Announcing the Early American Literature Book Prize for 2018

In the Neighborhood: Women’s Publication in Early America by Caroline Wigginton, winner of the 2018 Early American Literature Book PrizeProfessor Caroline Wigginton of the University of Mississippi has been selected to receive the 2018 Early American Literature Book Prize, which is awarded in even calendar years to a first monograph published in the prior two years, and in odd years to a second or subsequent book. Wigginton’s In the Neighborhood: Women’s Publication in Early America was published by the University of Massachusetts Press in 2016.

According to prize committee members, In the Neighborhood “combines media studies with literary analysis to highlight women’s expressive networks,” thereby “showing them to be savvy participants in complex, dense scenes of intercultural encounter.” The study’s innovative approach encourages readers to resist the tendency to think of early American women primarily in symbolic terms related to nationhood monolithically conceived. Instead, it delivers on its titular promise to relocate us “in the neighborhood,” a common phrase in early America used to refer to a smaller geographic region comprised of diverse peoples.

In the Neighborhood complements Wigginton’s beautiful prose with a well-curated array of illustrations that includes colonial mourning rings, Mohegan covered baskets, and works from a 20th-century Brooklyn Museum exhibit. These images form part of an extensive archive of what Wigginton terms “relational publications,” including printed pamphlets, handwritten letters, public performances, woven wampum belts, diaries, legal documents, verse, commonplace books, and even material objects and public rituals. Quaker meeting houses, Creek talwas, trading posts, and burial grounds all serve to situate her investigation of what she calls “the new American publics created in women’s quotidian intimacies and exchanges.” In addition to materials from the colonial archive, Wigginton documents these exchanges through performative practices that, she argues, evince elements of reciprocity more readily associated with material textuality. As such, the women at the heart of In the Neighborhood engage in complex networks of exchange and interdependency to transform both their local world and our prevailing concept of the early American public sphere.

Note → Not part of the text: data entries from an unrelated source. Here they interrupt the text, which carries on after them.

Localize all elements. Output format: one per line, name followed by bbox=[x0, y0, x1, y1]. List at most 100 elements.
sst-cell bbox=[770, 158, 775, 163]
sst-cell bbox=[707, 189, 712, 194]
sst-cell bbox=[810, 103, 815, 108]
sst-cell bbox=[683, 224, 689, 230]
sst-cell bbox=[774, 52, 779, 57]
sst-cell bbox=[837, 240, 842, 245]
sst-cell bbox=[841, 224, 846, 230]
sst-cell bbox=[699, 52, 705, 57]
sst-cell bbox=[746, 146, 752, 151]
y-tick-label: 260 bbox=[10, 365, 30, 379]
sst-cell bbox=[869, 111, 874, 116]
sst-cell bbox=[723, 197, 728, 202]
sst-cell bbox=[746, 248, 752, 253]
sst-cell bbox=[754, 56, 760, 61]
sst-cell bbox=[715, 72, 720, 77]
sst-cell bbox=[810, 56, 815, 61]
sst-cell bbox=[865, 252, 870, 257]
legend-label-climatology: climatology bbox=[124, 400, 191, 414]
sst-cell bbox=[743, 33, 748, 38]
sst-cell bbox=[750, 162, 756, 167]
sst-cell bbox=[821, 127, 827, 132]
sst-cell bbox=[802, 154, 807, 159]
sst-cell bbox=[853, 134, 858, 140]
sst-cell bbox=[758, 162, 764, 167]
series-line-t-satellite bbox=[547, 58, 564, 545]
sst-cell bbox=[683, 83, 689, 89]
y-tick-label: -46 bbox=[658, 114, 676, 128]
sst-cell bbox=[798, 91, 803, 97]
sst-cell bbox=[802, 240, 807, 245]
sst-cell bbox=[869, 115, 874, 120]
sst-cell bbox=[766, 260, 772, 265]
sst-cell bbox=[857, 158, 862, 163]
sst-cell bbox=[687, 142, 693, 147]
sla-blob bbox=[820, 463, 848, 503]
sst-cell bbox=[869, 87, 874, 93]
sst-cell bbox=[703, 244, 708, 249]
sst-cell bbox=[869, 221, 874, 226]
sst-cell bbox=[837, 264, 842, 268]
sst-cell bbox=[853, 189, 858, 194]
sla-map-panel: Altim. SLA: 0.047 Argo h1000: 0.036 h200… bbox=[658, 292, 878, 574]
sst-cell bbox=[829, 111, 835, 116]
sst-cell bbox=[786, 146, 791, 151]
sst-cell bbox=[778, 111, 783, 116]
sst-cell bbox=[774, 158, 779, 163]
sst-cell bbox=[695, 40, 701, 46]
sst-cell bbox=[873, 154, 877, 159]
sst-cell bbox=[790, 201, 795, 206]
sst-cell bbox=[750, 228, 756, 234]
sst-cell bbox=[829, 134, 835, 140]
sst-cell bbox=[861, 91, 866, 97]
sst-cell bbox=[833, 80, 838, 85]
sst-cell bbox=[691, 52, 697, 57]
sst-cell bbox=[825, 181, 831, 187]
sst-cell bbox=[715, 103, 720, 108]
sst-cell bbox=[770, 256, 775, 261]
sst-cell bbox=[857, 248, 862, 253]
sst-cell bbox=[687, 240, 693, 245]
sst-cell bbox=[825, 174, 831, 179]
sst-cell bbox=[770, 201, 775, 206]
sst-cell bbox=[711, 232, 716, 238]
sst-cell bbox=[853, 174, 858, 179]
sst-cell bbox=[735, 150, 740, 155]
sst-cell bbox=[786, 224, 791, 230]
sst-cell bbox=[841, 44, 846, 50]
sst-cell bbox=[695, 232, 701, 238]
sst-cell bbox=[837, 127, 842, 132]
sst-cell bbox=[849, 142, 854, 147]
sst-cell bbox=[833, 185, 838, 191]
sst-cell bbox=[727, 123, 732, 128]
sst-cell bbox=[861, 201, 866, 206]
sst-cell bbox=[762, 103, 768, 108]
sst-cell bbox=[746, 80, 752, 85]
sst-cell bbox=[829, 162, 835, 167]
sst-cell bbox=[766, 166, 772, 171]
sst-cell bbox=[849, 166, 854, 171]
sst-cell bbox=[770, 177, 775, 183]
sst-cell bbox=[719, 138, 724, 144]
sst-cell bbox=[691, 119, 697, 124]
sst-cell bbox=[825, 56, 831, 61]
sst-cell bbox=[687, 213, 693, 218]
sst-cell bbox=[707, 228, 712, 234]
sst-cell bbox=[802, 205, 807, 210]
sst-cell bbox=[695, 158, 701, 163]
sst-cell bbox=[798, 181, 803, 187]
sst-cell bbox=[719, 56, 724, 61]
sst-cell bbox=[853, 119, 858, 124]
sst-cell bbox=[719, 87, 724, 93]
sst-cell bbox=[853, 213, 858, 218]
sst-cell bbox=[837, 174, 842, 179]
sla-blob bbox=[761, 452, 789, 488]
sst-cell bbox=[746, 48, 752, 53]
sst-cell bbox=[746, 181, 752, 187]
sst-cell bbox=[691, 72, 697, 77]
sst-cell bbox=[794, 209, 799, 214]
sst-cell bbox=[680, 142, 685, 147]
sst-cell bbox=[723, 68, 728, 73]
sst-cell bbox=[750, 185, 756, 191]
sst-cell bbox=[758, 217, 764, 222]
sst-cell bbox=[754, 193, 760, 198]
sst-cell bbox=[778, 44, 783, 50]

Their practices begin with Creek diplomat and trader Coosaponakeesa’s march on Savannah in the company of a large group led by her Englishman husband in order to press her land rights with colonial administrators in England.  They extend to the competing maternal claims of white Rhode Island resident Sarah Osborn and enslaved black woman Phillis over Phillis’s 17-year son, Bobey, whom Osborn had plans to sell. Poet Phillis Wheatley’s lesser-studied elegies for children elucidate the relationship between white mourning rituals and early black authors’ publication practices, facilitating Wheatley’s own self-positioning “in that unbridgeable distance between mourners and the dead.” Finally, Milcah Martha Moore, a Quaker poet whose extraordinary common-place book reveals unprecedented depths in the last chapter of this study, engages in “textual sisterhood” with her female Quaker neighbors in a manner that “authorized and structured political commentary.” In selecting In the Neighborhood from among several worthy contenders, the committee concluded, based on these compelling analyses, that the book in its entirety offers “a provocative and refreshing way to think about early American publication,” a key term in early American studies that Wigginton transforms by placing it in the context of gender and locality.

The University of North Carolina Press along with the EAL editorial team (Marion Rust, Sandra Gustafson, and Katy Chiles) and the other members of the committee (Monique Allewaert for the MLA Forum on Early America and Laura Stevens for the Society of Early Americanists) congratulate Caroline Wigginton for her outstanding contribution to early American literary studies. We invite all those in attendance at the 2019 Society of Early Americanists biennial conference to join us in Eugene, Oregon at a Friday evening reception where Professor Wigginton will receive her prize.

Next year’s prize will be awarded to an author’s second or subsequent book, with monographs published in 2017 and 2018 being eligible. It is accompanied by a $2,000 cash award. Please consult the journal’s website for additional information.